Она родилась в пятницу, тринадцатого, и, чтобы отвести порчу, ее назвали в честь святой Параскевы Пятницы. В девичестве Параскева была Динь, а, когда вышла за однофамильца, взяла фамилию мужа, оставив свою. Динь-Динь звучит, как агар-агар, и Параскева сама была, как мармелад, сладкая, мягкая, с волосами, как водоросли.
Улица у нас такая короткая, что когда на одном конце чихают, на другом желают приятного аппетита, и про каждого знают больше, чем он сам. Дед у Параскевы был дровосеком, насвистывая, размахивал топором, и, как верблюд, поплевывал на ладони. Старый цыган не тратил копейку, пока не получал две, и не бросал слов на ветер, пока не подбирал других. У него были вислые усы и плечи такие широкие, что в дверь он протискивался боком. А сын пошел в проезжего молодца. Тощий, как палка, и черный, как грех, он целыми днями просиживал с кислой миной на лавке под раскидистой липой, потягивая брагу и отлучаясь только в уборную, так что со временем стал похож на поливальный шланг. От отца он унаследовал только вислые усы и верблюжью привычку. "Чай, не колодец", - плевал он в шапку прежде, чем надеть.

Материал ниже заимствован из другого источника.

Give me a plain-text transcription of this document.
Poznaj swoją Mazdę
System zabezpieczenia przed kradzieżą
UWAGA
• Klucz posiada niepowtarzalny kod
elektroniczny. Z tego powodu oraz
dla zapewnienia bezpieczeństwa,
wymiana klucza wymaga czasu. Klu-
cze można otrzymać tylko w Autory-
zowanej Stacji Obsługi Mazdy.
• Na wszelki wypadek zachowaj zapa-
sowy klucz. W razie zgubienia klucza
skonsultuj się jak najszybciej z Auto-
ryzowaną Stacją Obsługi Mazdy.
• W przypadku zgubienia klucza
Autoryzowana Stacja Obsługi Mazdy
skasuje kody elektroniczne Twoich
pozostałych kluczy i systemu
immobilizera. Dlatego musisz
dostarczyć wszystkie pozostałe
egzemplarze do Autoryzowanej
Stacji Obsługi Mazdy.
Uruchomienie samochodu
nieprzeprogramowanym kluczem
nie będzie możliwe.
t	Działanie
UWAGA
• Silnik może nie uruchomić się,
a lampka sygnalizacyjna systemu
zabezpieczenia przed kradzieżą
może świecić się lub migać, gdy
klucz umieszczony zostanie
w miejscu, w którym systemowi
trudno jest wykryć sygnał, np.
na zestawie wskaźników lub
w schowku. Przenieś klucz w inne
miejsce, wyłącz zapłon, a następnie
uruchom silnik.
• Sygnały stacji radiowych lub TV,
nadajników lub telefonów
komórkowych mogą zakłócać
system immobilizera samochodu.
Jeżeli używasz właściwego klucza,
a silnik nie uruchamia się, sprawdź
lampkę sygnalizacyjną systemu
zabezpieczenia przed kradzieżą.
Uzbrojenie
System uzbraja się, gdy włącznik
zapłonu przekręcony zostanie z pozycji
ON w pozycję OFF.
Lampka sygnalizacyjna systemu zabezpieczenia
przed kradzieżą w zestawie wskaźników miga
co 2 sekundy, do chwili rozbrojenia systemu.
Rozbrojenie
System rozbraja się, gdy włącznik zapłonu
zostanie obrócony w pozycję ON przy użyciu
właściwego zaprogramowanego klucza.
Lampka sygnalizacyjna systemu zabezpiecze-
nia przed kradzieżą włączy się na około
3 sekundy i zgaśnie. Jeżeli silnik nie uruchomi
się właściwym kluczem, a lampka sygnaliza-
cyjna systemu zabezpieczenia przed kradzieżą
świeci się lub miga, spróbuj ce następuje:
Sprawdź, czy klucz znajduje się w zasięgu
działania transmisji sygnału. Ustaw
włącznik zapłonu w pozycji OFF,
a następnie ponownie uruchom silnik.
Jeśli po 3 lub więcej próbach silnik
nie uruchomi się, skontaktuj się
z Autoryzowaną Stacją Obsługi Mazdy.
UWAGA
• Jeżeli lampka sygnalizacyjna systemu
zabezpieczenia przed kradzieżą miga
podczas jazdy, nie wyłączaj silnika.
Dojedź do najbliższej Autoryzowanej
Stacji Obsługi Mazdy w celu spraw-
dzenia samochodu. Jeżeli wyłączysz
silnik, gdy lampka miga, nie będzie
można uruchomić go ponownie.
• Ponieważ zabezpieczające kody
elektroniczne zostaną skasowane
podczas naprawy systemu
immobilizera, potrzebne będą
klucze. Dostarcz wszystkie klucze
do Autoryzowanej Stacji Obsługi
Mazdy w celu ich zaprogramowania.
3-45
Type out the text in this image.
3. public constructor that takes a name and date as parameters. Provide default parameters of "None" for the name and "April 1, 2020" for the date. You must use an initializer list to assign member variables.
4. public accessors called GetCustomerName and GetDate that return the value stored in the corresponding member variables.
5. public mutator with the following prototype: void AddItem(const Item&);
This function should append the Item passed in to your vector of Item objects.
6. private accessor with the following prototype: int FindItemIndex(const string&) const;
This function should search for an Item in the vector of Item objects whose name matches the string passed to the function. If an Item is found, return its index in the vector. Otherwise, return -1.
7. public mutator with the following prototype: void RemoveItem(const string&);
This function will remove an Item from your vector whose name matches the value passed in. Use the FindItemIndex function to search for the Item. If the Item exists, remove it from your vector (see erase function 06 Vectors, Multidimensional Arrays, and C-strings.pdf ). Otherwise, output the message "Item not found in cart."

И, насвистывая, шел под липу. На ней же он и повесился, поворачиваясь к ветру вывернутыми карманами, в которых зияли дыры.
Осиротев, Параскева осталась в хибаре на курьих ножках, из единственного окна которой выглядывала, как солнце. Утром она смотрела, как в углу умывается кошка, днем латала дыры в карманах, а ночью спала "валетом" со старшим братом, у которого живот с голоду пел так громко, что заглушал соседского петуха. Брат с сестрой остались наследниками отцовских долгов и мудрости, что оставлять на тарелке последний кусок - к бедности. И Параскева, тщательно вылизывая прилипшие ко дну сухие крошки, счастливо перешагнула бедность, став нищенкой. Простаивая у церковной ограды, она выпрашивала затертые медяки, уворачиваясь от липких мужских взглядов. А вскоре отпала необходимость спать "валетом" - брат и сестра поженились. Брат был удачлив, приставляя лестницы к открытым чердакам, приделывал ноги чужому добру, но Параскеву не прельстил домашний халат, детские сопли и отложенные на черный день гроши. "Горячей кобылке хомут не набросишь", - ворчал брат и однажды приставил лестницу к тюремному окну. Погостив за решеткой, он стал бродягой, кочуя по чужим постелям, перебрался в далекие страны, и, когда изредка встречал там земляков, звавших на родину, говорил: "Где член, там и родина..."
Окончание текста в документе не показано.